At eight weeks old, I have to concede that Ezra isn't really a newborn any more. He has unfurled and now greets us with gummy grins, coos, even the odd giggle. His little scrunched up face has opened to reveal beautiful, big blue eyes that watch with intent as I move around the room, trying to keep up with me as I chase after his big brother. His skin is no longer tinged yellow and instead is super peachy and softer than the Andrex Puppy.
Ezra has joined this family in his role as "the baby" and "little brother" seamlessly. It's sometimes hard to remember what it was like just having Sebastian, it's nearly impossible to remember day-to-day life before either of them. I worried about Ezra not ever having the one-to-one time with me like Sebastian had. I worried about Sebastian having to abruptly start sharing his mummy and daddy. Whilst all valid worries, things have worked out fine, just as deep down, I knew they would.
I still don't think I have quite got my head around that I am a mother to two beautiful, happy boys. That as they grow, no matter what happens, I will always be Sebastian and Ezra's mother. And whilst the responsibility I feel is immense, the love and happiness that being a mother has brought to me is indescribable.
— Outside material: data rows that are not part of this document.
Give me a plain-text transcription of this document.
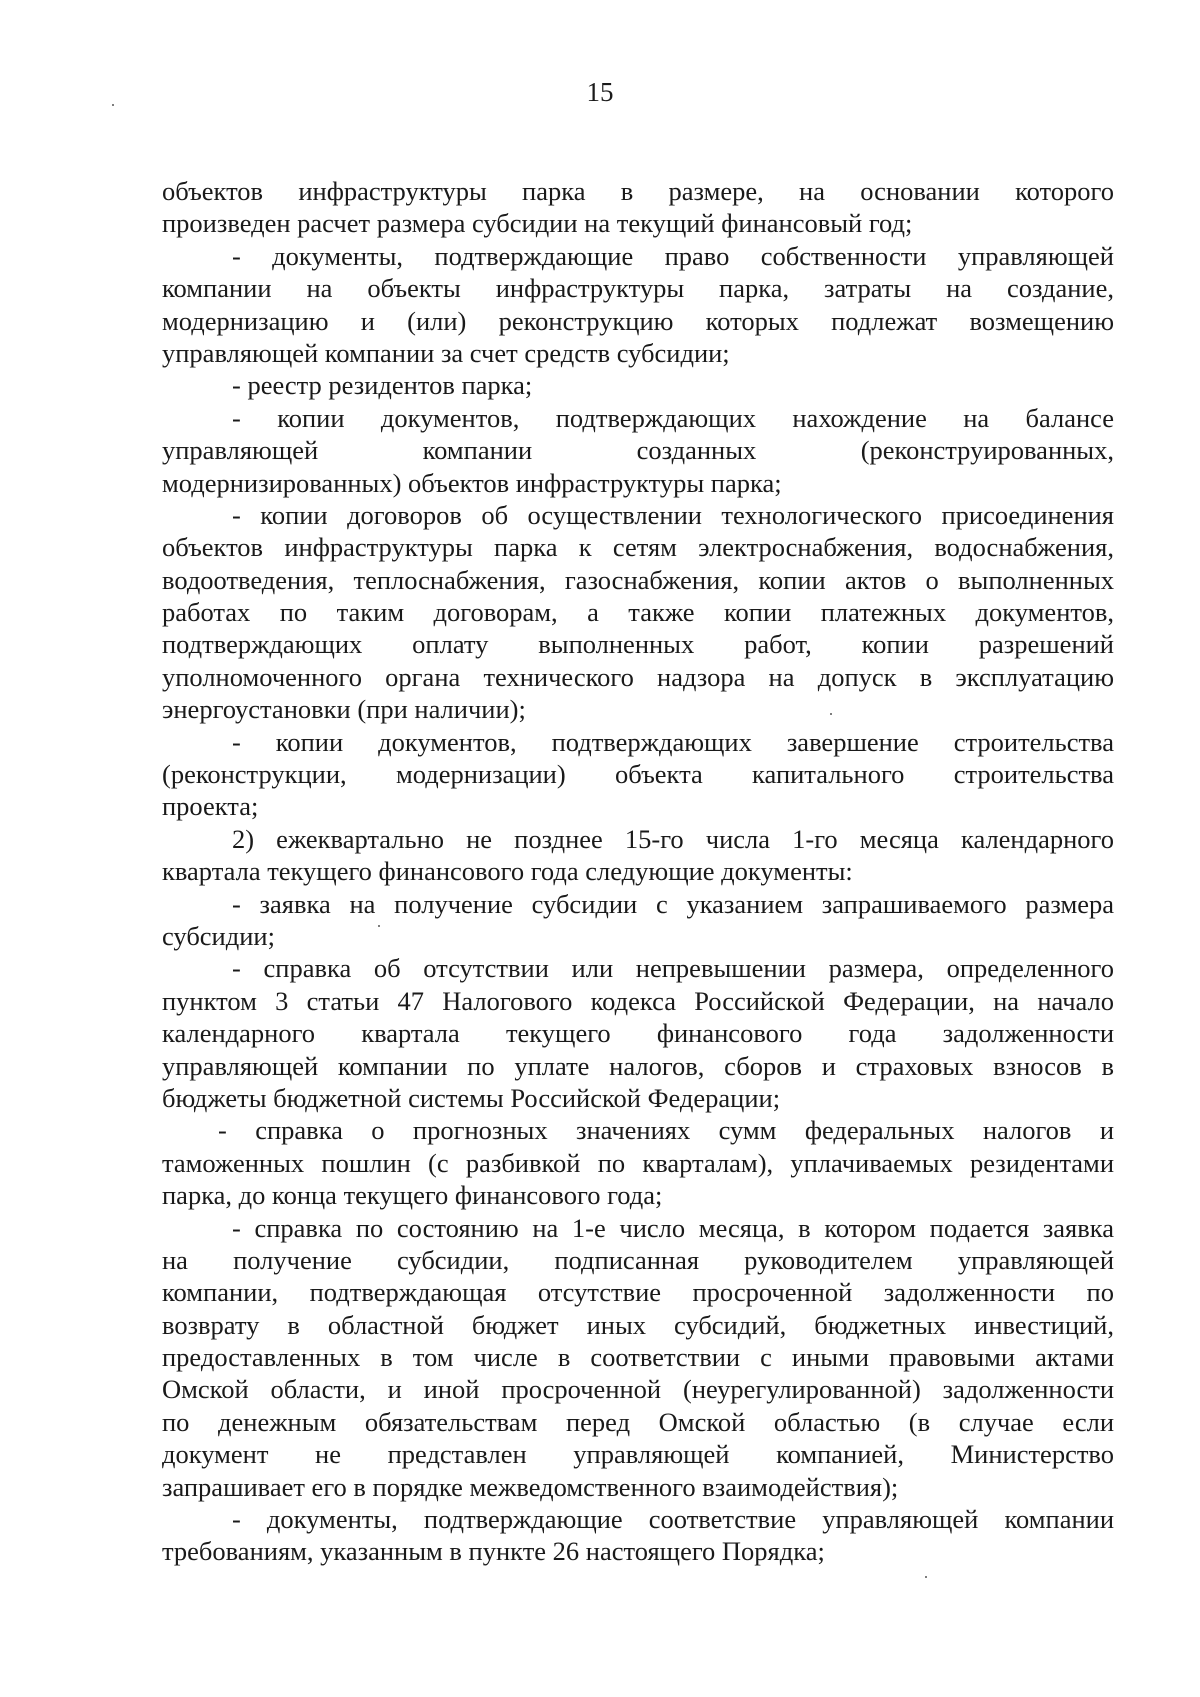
15
объектов инфраструктуры парка в размере, на основании которого
произведен расчет размера субсидии на текущий финансовый год;
- документы, подтверждающие право собственности управляющей
компании на объекты инфраструктуры парка, затраты на создание,
модернизацию и (или) реконструкцию которых подлежат возмещению
управляющей компании за счет средств субсидии;
- реестр резидентов парка;
- копии документов, подтверждающих нахождение на балансе
управляющей компании созданных (реконструированных,
модернизированных) объектов инфраструктуры парка;
- копии договоров об осуществлении технологического присоединения
объектов инфраструктуры парка к сетям электроснабжения, водоснабжения,
водоотведения, теплоснабжения, газоснабжения, копии актов о выполненных
работах по таким договорам, а также копии платежных документов,
подтверждающих оплату выполненных работ, копии разрешений
уполномоченного органа технического надзора на допуск в эксплуатацию
энергоустановки (при наличии);
- копии документов, подтверждающих завершение строительства
(реконструкции, модернизации) объекта капитального строительства
проекта;
2) ежеквартально не позднее 15-го числа 1-го месяца календарного
квартала текущего финансового года следующие документы:
- заявка на получение субсидии с указанием запрашиваемого размера
субсидии;
- справка об отсутствии или непревышении размера, определенного
пунктом 3 статьи 47 Налогового кодекса Российской Федерации, на начало
календарного квартала текущего финансового года задолженности
управляющей компании по уплате налогов, сборов и страховых взносов в
бюджеты бюджетной системы Российской Федерации;
- справка о прогнозных значениях сумм федеральных налогов и
таможенных пошлин (с разбивкой по кварталам), уплачиваемых резидентами
парка, до конца текущего финансового года;
- справка по состоянию на 1-е число месяца, в котором подается заявка
на получение субсидии, подписанная руководителем управляющей
компании, подтверждающая отсутствие просроченной задолженности по
возврату в областной бюджет иных субсидий, бюджетных инвестиций,
предоставленных в том числе в соответствии с иными правовыми актами
Омской области, и иной просроченной (неурегулированной) задолженности
по денежным обязательствам перед Омской областью (в случае если
документ не представлен управляющей компанией, Министерство
запрашивает его в порядке межведомственного взаимодействия);
- документы, подтверждающие соответствие управляющей компании
требованиям, указанным в пункте 26 настоящего Порядка;
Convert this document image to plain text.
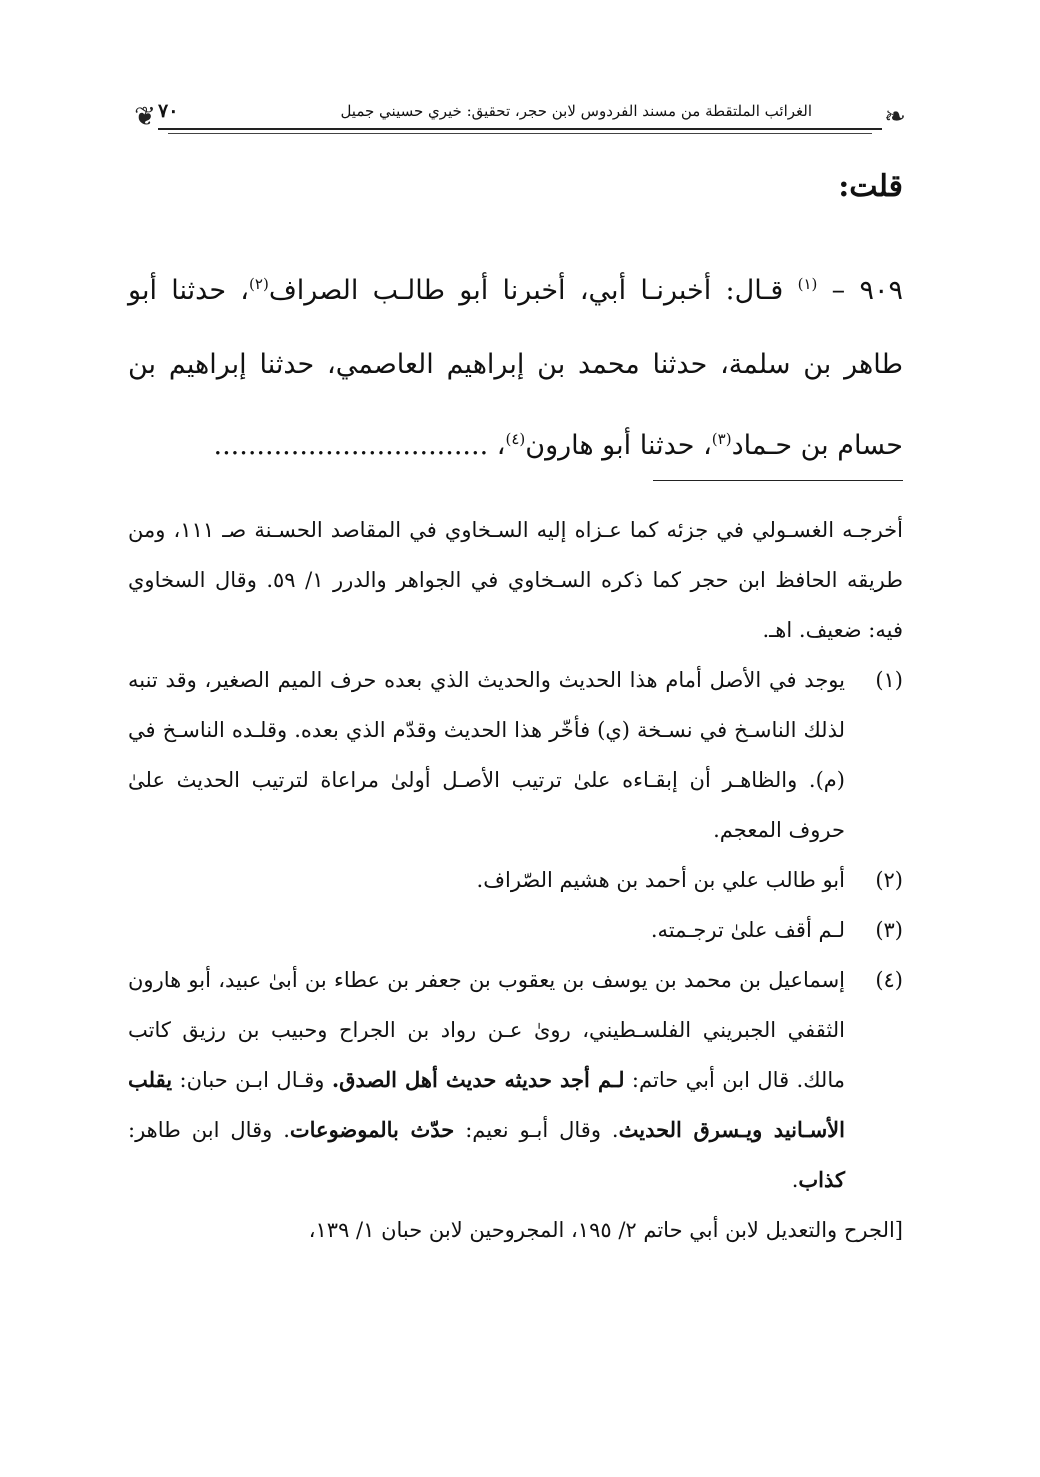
❧
❦	الغرائب الملتقطة من مسند الفردوس لابن حجر، تحقيق: خيري حسيني جميل
٧٠

قلت:

٩٠٩ – $^{(١)}$ قـال: أخبرنـا أبي، أخبرنا أبو طالـب الصراف$^{(٢)}$، حدثنا أبو طاهر بن سلمة، حدثنا محمد بن إبراهيم العاصمي، حدثنا إبراهيم بن حسام بن حـماد$^{(٣)}$، حدثنا أبو هارون$^{(٤)}$، ................................

أخرجـه الغسـولي في جزئه كما عـزاه إليه السـخاوي في المقاصد الحسـنة صـ ١١١، ومن طريقه الحافظ ابن حجر كما ذكره السـخاوي في الجواهر والدرر ١/ ٥٩. وقال السخاوي فيه: ضعيف. اهـ.

(١)
يوجد في الأصل أمام هذا الحديث والحديث الذي بعده حرف الميم الصغير، وقد تنبه لذلك الناسـخ في نسـخة (ي) فأخّر هذا الحديث وقدّم الذي بعده. وقلـده الناسـخ في (م). والظاهـر أن إبقـاءه علىٰ ترتيب الأصـل أولىٰ مراعاة لترتيب الحديث علىٰ حروف المعجم.

(٢)
أبو طالب علي بن أحمد بن هشيم الصّراف.

(٣)
لـم أقف علىٰ ترجـمته.

(٤)
إسماعيل بن محمد بن يوسف بن يعقوب بن جعفر بن عطاء بن أبىٰ عبيد، أبو هارون الثقفي الجبريني الفلسـطيني، روىٰ عـن رواد بن الجراح وحبيب بن رزيق كاتب مالك. قال ابن أبي حاتم: لـم أجد حديثه حديث أهل الصدق. وقـال ابـن حبان: يقلب الأسـانيد ويـسرق الحديث. وقال أبـو نعيم: حدّث بالموضوعات. وقال ابن طاهر: كذاب.

[الجرح والتعديل لابن أبي حاتم ٢/ ١٩٥، المجروحين لابن حبان ١/ ١٣٩،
I feel a little bit sad to think that the newborn days are pretty much gone but I know there are exciting times ahead and I am enjoying watching Ezra grow. I felt ever so cheated of the newborn days when Sebastian was born. Being born with complex heart defects meant that our start was rocky, to say the least. This time around things couldn't have been more different. I lapped up the early days with Ezra. I made the most of the milky, new baby snuggles without the wires, without the beeps, without the worry of my newborn being born broken, the worry of him dying before I got to know him. The early weeks with Ezra passed in a flash and I am sat here now with an eight week old baby who is changing every day, who has made my heart love that much stronger and my soul that much happier.